ロボットに限らず、もともと技術と人間というのは、相互に依存していました。ハサミは、その辺に置いてあっても何の役にもたちません。人間が手にとって初めて機能するわけです。同時に、人間も自分の手が柔らかくて切れない物があるから、ハサミに頼る。このように互いの弱みを補い合い、強みを引き出していく点が、本来の技術のあり方です。しかし時代の変化とともに、技術はいつの間にか「人間が楽をするため」のツールへと変化しました。さらにハサミが自動裁断機やレーザーカッターに進化すると、もともと人間ができていたこともアウトソーシングするようになるわけです。
洗濯機や食洗機もそうですね。

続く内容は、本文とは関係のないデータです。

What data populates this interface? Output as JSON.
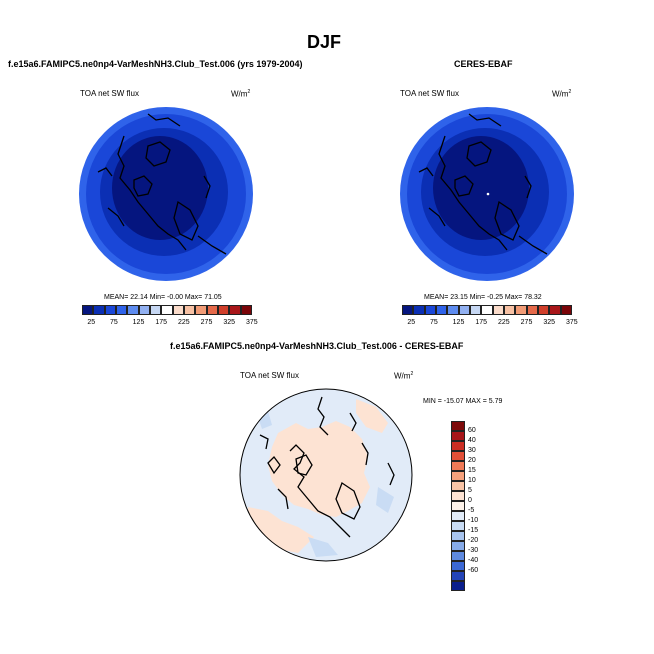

自動化がターニングポイントなのでしょうか。ChatGPTも、思考を代替してくれる点で大きな存在ですが、人間が本来やっていたことのアウトソーシングです。
自分の手元を離れてなんでもやってくれるようになると、技術に対する期待値も上がります。すると、少しでも欠点があれば、今度は不満が生まれ始める。レーザーカッターがうるさいと落ち着きませんし、電車が遅延したり、スマートフォンがつながらないと、クレームの対象になるわけです。これは、人と物の間に距離が生まれ、相互依存の関係がなくなり、「やってくれるシステム」と「やってもらう人」という関係に陥ったことが原因だと考えられます。私たちは、システムに対しても不寛容になってしまっているんですね。

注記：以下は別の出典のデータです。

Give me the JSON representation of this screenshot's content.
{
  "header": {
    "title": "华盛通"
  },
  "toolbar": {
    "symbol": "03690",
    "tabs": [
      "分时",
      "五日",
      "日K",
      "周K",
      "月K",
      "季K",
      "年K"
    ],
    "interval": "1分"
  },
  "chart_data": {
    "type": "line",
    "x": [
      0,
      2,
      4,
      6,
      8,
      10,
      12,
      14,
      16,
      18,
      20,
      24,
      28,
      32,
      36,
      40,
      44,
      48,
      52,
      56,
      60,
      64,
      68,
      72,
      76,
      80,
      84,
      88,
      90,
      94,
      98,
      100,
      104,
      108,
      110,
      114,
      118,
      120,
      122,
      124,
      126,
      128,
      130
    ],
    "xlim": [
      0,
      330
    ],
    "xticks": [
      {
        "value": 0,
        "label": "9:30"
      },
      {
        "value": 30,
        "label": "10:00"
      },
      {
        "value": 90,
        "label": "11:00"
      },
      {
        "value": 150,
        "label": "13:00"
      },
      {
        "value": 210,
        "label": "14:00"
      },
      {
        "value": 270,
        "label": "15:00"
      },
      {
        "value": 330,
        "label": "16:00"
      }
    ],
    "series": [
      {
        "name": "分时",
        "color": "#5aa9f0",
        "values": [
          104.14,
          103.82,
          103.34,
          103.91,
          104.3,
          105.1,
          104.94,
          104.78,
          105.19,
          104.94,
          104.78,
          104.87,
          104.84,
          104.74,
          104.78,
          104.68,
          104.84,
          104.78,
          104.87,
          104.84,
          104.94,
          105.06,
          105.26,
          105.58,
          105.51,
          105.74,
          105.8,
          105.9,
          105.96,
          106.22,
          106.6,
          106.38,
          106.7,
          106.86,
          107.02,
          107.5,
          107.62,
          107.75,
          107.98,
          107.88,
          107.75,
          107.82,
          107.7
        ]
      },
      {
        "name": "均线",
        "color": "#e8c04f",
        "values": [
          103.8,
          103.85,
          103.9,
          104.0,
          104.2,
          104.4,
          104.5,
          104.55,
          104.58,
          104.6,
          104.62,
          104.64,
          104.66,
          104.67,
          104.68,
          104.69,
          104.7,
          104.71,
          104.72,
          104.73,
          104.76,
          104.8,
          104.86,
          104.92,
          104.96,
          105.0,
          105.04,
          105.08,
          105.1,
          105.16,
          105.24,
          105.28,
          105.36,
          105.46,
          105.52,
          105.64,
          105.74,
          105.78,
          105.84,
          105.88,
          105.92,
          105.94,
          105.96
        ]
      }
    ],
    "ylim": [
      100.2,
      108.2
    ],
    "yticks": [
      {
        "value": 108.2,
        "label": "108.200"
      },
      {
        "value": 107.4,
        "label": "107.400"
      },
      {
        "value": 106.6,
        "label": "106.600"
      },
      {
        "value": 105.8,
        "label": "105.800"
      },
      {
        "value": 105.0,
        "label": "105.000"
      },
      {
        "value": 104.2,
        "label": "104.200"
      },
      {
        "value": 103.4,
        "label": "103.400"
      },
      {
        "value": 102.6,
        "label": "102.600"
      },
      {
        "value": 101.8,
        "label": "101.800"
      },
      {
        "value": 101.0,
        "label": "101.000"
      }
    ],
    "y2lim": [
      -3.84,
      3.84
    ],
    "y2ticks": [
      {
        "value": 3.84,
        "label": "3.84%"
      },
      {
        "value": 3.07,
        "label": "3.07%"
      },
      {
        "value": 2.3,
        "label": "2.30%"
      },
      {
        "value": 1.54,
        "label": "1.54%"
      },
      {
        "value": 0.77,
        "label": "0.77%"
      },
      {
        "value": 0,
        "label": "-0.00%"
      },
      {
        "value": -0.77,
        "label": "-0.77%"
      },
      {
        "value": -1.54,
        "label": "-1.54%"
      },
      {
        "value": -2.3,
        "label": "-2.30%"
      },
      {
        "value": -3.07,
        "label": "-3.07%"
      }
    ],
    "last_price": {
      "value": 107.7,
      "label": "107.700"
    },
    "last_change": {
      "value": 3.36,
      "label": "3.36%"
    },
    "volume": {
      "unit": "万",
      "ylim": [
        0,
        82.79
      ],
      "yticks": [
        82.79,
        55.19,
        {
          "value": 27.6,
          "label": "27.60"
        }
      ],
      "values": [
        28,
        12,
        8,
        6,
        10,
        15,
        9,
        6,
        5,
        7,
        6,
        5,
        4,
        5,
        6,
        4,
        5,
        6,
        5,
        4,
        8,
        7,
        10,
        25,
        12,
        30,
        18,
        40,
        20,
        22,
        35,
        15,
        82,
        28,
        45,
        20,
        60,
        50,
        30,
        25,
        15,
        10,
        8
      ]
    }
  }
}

たしかに、本来の道具の機能からかけ離れて、ありがたみや愛着がわかなくなっているように感じます。
自己完結の万能な機能を求めるのは、人間に対しても同様かもしれません。部下に対して要求水準をどんどん高める上司がそうですよね。本来、会社というものは、互いが緩く依存し合うための組織なのですが、どこかのボタンの掛け違いで、能力主義や自己責任論に陥ってしまったのでしょう。
タレントがSNSで炎上するのも、「有名人が万能なものだ」という期待があって、そこから少しズレると起こりますね。

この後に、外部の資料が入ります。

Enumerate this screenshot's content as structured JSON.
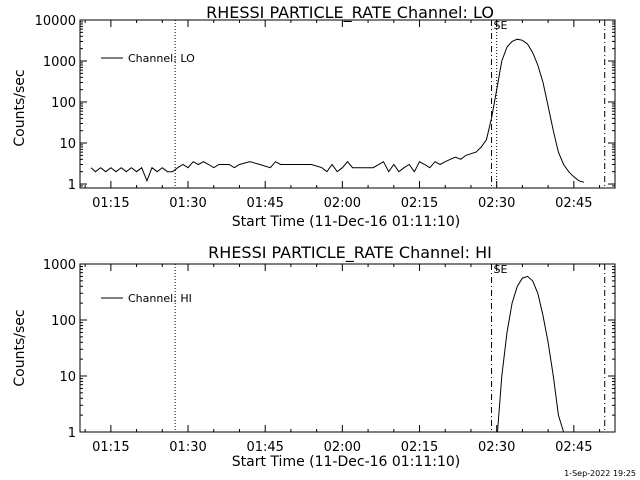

他者というのは、遠くから見ていると、自己完結しているような存在に見えるものなんです。でも本当の人間は、自己完結できずに環境に補ってもらいながら生きている。人と人との距離が隔てられると、相手が万能だという錯覚が生じてしまうのですが、これは機械化やデジタル化が拍車をかけていることも大きいでしょう。
そうした危機を解消するために、方法はあるのでしょうか。
情報社会に生きる私たちは、インターネットなどを通じて自己完結した意見に触れる生活をしています。一方で現実の人間は、常に不完全で暫定的な考えを、相手や環境に委ねながら、その反応を見て精緻にしていくようにできている。そのことを忘れてしまうと、行為や知覚を忘れた、偏った機能の思考に陥ってしまうんですね。もっと互いが弱い存在であることを認めて、依存しながら生きる仕組みが求められるのかもしれません。
編集部のここが「#たしかに」
人と人、人と物の距離感が生まれることで、相手に完璧を求めてしまう。この錯覚が、現代社会の多くの問題につながっていることを、今回の取材で感じました。そうした中で「弱いロボット」に接すると、相互に依存することの大切さを思い出させてくれます。自然と愛着を抱いてしまうのは、ユーザーが複雑な現代社会に囚われているからかもしれません。
AIやSNSが発達した現代においては、それぞれのツールが持つ本来の役割を考え直すことで、物事に寛容になれる可能性がある。岡田先生の一風変わった研究は、そんな面白い視点を与えてくれました。